I won't bother you how I got access back to my Linux box, NAS, Google etc. (thank God for backup-codes), however, I must have misplaced the backup-codes of my Twitter account. 
Now what to do? Proper procedure would have been to setup the new phone, re-create 2FA in Google Authenticator on the new iPhone while still in possession of the old iPhone so that I could access my accounts. Well, I fucked up and now had to solve a few problems.

However, this post is about how I got access back to Twitter, and this is how it worked:

After realising that I still had my Twitter-password for what it was worth without having my second factor, I went to Twitter's support-page and explained my problem. After answering the usual questions, I received an email (on the very account which was linked to Twitter and which I still could access). A case-id was provided by Twitter support for further reference. Again, I explained my problem, told them that I tried out everything already mentioned on the support-page, after which I received this mail:

So I did what Twitter asked me for, logged in with my password (couldn't provide the 2FA-code though) and wrote back to Twitter::

To my surprise, Twitter wrote back immediately, and I was all set:

I went back to Twitter (my 2FA now disabled), logged on with my password, setup 2FA again and that was it. 

"But Twitter can't simply remove 2FA - that's a security-risk, oh my God!"

Well, I understand if that's your point of view. However, I do see it slightly differently:

First, Twitter doesn't contain any secrets I need to protect from prying eyes. My posts are public, I even wouldn't bother if my DMs went public. However, I want my account protected from being pwned. So in my case, I was more than happy that Twitter offered a solution so I could get back in. Things are different with email and other, more sensitive stuff, but everything put on a Social Media platform is public anyways - get used to it (I'm quite aware of people protecting their Tweets which I somehow find ridiculous). As such, I can understand Twitter's Modus Operandi here and fully appreciate it.

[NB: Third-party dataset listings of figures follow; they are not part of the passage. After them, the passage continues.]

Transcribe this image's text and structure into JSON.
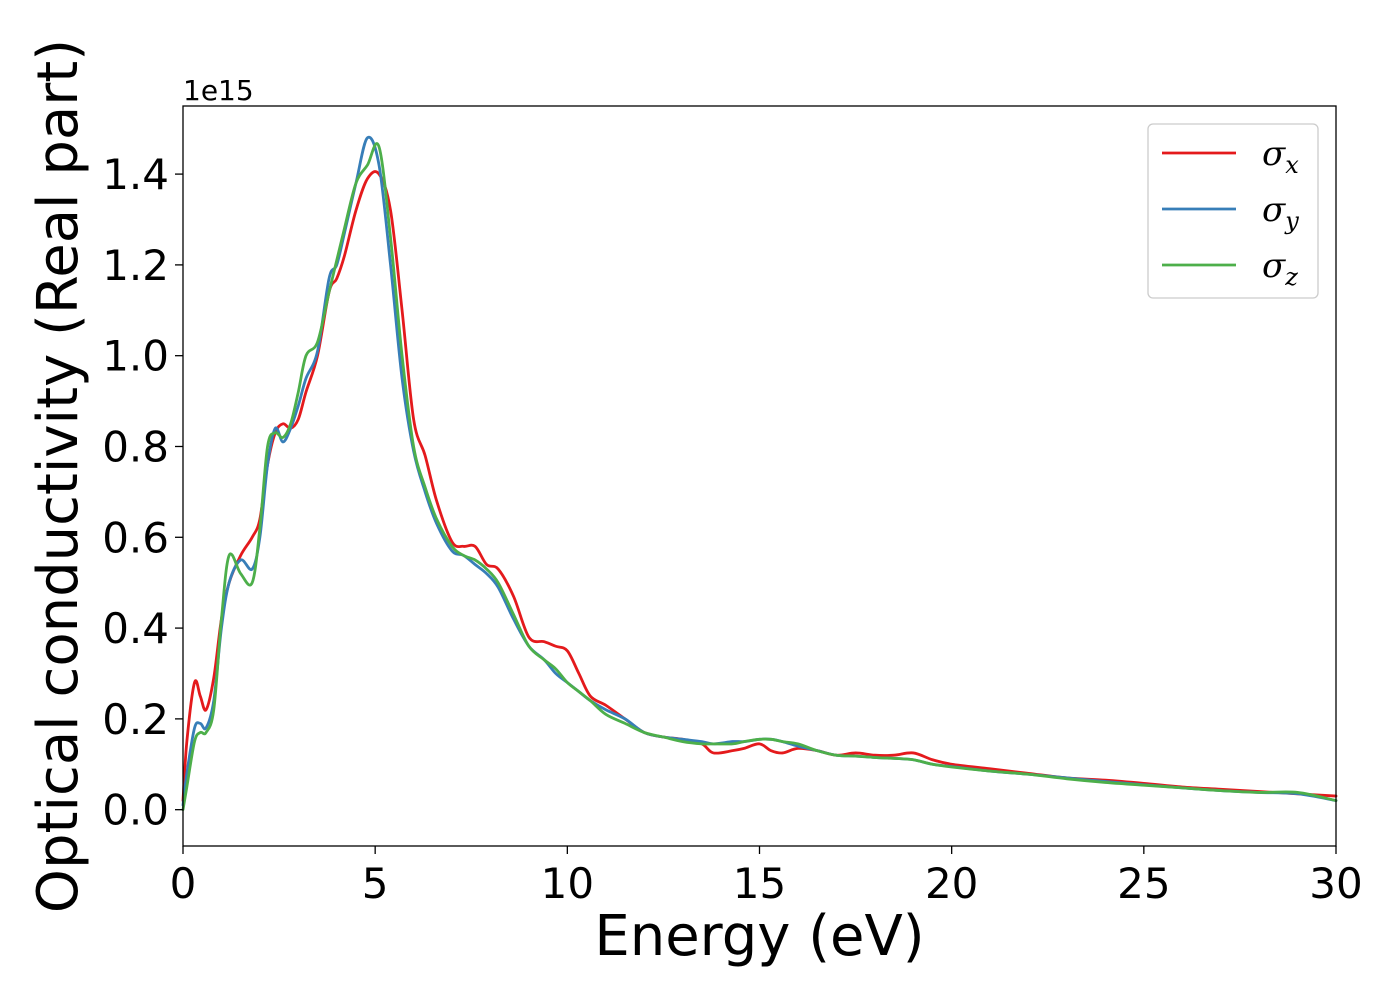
{
  "chart_data": {
    "type": "line",
    "title": "",
    "xlabel": "Energy (eV)",
    "ylabel": "Optical conductivity (Real part)",
    "y_offset_label": "1e15",
    "xlim": [
      0,
      30
    ],
    "ylim": [
      -0.08,
      1.55
    ],
    "xticks": [
      0,
      5,
      10,
      15,
      20,
      25,
      30
    ],
    "xtick_labels": [
      "0",
      "5",
      "10",
      "15",
      "20",
      "25",
      "30"
    ],
    "yticks": [
      0.0,
      0.2,
      0.4,
      0.6,
      0.8,
      1.0,
      1.2,
      1.4
    ],
    "ytick_labels": [
      "0.0",
      "0.2",
      "0.4",
      "0.6",
      "0.8",
      "1.0",
      "1.2",
      "1.4"
    ],
    "grid": false,
    "legend_position": "top-right",
    "series": [
      {
        "name": "σx",
        "symbol": "σ",
        "subscript": "x",
        "color": "#e41a1c",
        "x": [
          0,
          0.1,
          0.3,
          0.45,
          0.6,
          0.8,
          1.0,
          1.2,
          1.5,
          1.8,
          2.0,
          2.2,
          2.4,
          2.6,
          2.8,
          3.0,
          3.2,
          3.5,
          3.8,
          4.0,
          4.2,
          4.5,
          4.8,
          5.1,
          5.4,
          5.7,
          6.0,
          6.3,
          6.6,
          7.0,
          7.3,
          7.6,
          7.9,
          8.2,
          8.6,
          9.0,
          9.4,
          9.7,
          10.0,
          10.3,
          10.6,
          11.0,
          11.5,
          12.0,
          12.5,
          13.0,
          13.5,
          13.8,
          14.3,
          14.6,
          15.0,
          15.3,
          15.6,
          16.0,
          16.5,
          17.0,
          17.5,
          18.0,
          18.5,
          19.0,
          19.5,
          20.0,
          21.0,
          22.0,
          23.0,
          24.0,
          25.0,
          26.0,
          27.0,
          28.0,
          29.0,
          30.0
        ],
        "values": [
          0.02,
          0.15,
          0.28,
          0.25,
          0.22,
          0.29,
          0.42,
          0.5,
          0.56,
          0.6,
          0.64,
          0.76,
          0.83,
          0.85,
          0.84,
          0.86,
          0.92,
          1.0,
          1.14,
          1.17,
          1.22,
          1.32,
          1.39,
          1.4,
          1.32,
          1.1,
          0.86,
          0.78,
          0.68,
          0.59,
          0.58,
          0.58,
          0.54,
          0.53,
          0.47,
          0.38,
          0.37,
          0.36,
          0.35,
          0.3,
          0.25,
          0.23,
          0.2,
          0.17,
          0.16,
          0.155,
          0.145,
          0.125,
          0.13,
          0.135,
          0.145,
          0.13,
          0.125,
          0.135,
          0.13,
          0.12,
          0.125,
          0.12,
          0.12,
          0.125,
          0.11,
          0.1,
          0.09,
          0.08,
          0.07,
          0.065,
          0.058,
          0.05,
          0.045,
          0.04,
          0.035,
          0.03
        ]
      },
      {
        "name": "σy",
        "symbol": "σ",
        "subscript": "y",
        "color": "#377eb8",
        "x": [
          0,
          0.1,
          0.3,
          0.45,
          0.6,
          0.8,
          1.0,
          1.2,
          1.5,
          1.8,
          2.0,
          2.2,
          2.4,
          2.6,
          2.8,
          3.0,
          3.2,
          3.5,
          3.8,
          4.0,
          4.2,
          4.5,
          4.8,
          5.1,
          5.4,
          5.7,
          6.0,
          6.3,
          6.6,
          7.0,
          7.3,
          7.6,
          7.9,
          8.2,
          8.6,
          9.0,
          9.4,
          9.7,
          10.0,
          10.3,
          10.6,
          11.0,
          11.5,
          12.0,
          12.5,
          13.0,
          13.5,
          13.8,
          14.3,
          14.6,
          15.0,
          15.3,
          15.6,
          16.0,
          16.5,
          17.0,
          17.5,
          18.0,
          18.5,
          19.0,
          19.5,
          20.0,
          21.0,
          22.0,
          23.0,
          24.0,
          25.0,
          26.0,
          27.0,
          28.0,
          29.0,
          30.0
        ],
        "values": [
          0.01,
          0.08,
          0.18,
          0.19,
          0.18,
          0.24,
          0.4,
          0.5,
          0.55,
          0.53,
          0.6,
          0.76,
          0.84,
          0.81,
          0.84,
          0.89,
          0.95,
          1.01,
          1.17,
          1.2,
          1.27,
          1.38,
          1.48,
          1.42,
          1.2,
          0.95,
          0.79,
          0.7,
          0.63,
          0.57,
          0.56,
          0.54,
          0.52,
          0.49,
          0.42,
          0.36,
          0.33,
          0.3,
          0.28,
          0.26,
          0.24,
          0.22,
          0.2,
          0.17,
          0.16,
          0.155,
          0.15,
          0.145,
          0.15,
          0.15,
          0.155,
          0.155,
          0.15,
          0.14,
          0.13,
          0.12,
          0.118,
          0.115,
          0.113,
          0.11,
          0.1,
          0.095,
          0.085,
          0.078,
          0.07,
          0.062,
          0.055,
          0.048,
          0.042,
          0.038,
          0.035,
          0.02
        ]
      },
      {
        "name": "σz",
        "symbol": "σ",
        "subscript": "z",
        "color": "#4daf4a",
        "x": [
          0,
          0.1,
          0.3,
          0.45,
          0.6,
          0.8,
          1.0,
          1.2,
          1.5,
          1.8,
          2.0,
          2.2,
          2.4,
          2.6,
          2.8,
          3.0,
          3.2,
          3.5,
          3.8,
          4.0,
          4.2,
          4.5,
          4.8,
          5.1,
          5.4,
          5.7,
          6.0,
          6.3,
          6.6,
          7.0,
          7.3,
          7.6,
          7.9,
          8.2,
          8.6,
          9.0,
          9.4,
          9.7,
          10.0,
          10.3,
          10.6,
          11.0,
          11.5,
          12.0,
          12.5,
          13.0,
          13.5,
          13.8,
          14.3,
          14.6,
          15.0,
          15.3,
          15.6,
          16.0,
          16.5,
          17.0,
          17.5,
          18.0,
          18.5,
          19.0,
          19.5,
          20.0,
          21.0,
          22.0,
          23.0,
          24.0,
          25.0,
          26.0,
          27.0,
          28.0,
          29.0,
          30.0
        ],
        "values": [
          0.0,
          0.05,
          0.15,
          0.17,
          0.17,
          0.22,
          0.42,
          0.56,
          0.52,
          0.5,
          0.62,
          0.8,
          0.83,
          0.82,
          0.85,
          0.92,
          1.0,
          1.03,
          1.14,
          1.21,
          1.28,
          1.38,
          1.42,
          1.46,
          1.26,
          1.0,
          0.8,
          0.71,
          0.64,
          0.58,
          0.56,
          0.55,
          0.53,
          0.5,
          0.43,
          0.36,
          0.33,
          0.31,
          0.28,
          0.26,
          0.24,
          0.21,
          0.19,
          0.17,
          0.16,
          0.15,
          0.145,
          0.145,
          0.145,
          0.15,
          0.155,
          0.155,
          0.15,
          0.145,
          0.13,
          0.12,
          0.118,
          0.115,
          0.113,
          0.11,
          0.1,
          0.094,
          0.085,
          0.078,
          0.068,
          0.06,
          0.054,
          0.048,
          0.042,
          0.038,
          0.038,
          0.02
        ]
      }
    ]
  }
}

Besides, you still need to know your old password (I truly hope it's a strong one) and you need access to the email-account linked to Twitter (which hopefully is protected by a strong password and 2FA). Under those preconditions, I don't have any problem with Twitter helping users getting their account back in case they lost their 2nd factor. I do, on the other hand, understand people who are a bit more security aware, but hey, that's Twitter and not a high security vault. If people use weak passwords and don't protect their mail-accounts with 2FA, my sympathy here is very limited.

Lessons learned

  • When using 2FA, never ever misplace your backup-codes
  • When replacing your phone, setup up 2FA on your new phone first (use your old one to access your accounts) and only after you're all set, get rid of / sell / dump your old phone
  • Your email-account is the path to most if not all of your other accounts in case you need to reset passwords: Use STRONG passwords and always 2FA - once you loose access to your mail account, it's Game Over
  • 2FA via Authenticator-App is quite secure, but it's not bullet proof. If a phisher is targeting you and puts in some effort, setting up a reverse proxy for a phishing site is no Rocket Science. Meanwhile, there are even automated sitebuilders available - so always check the URL when entering your password / 2FA.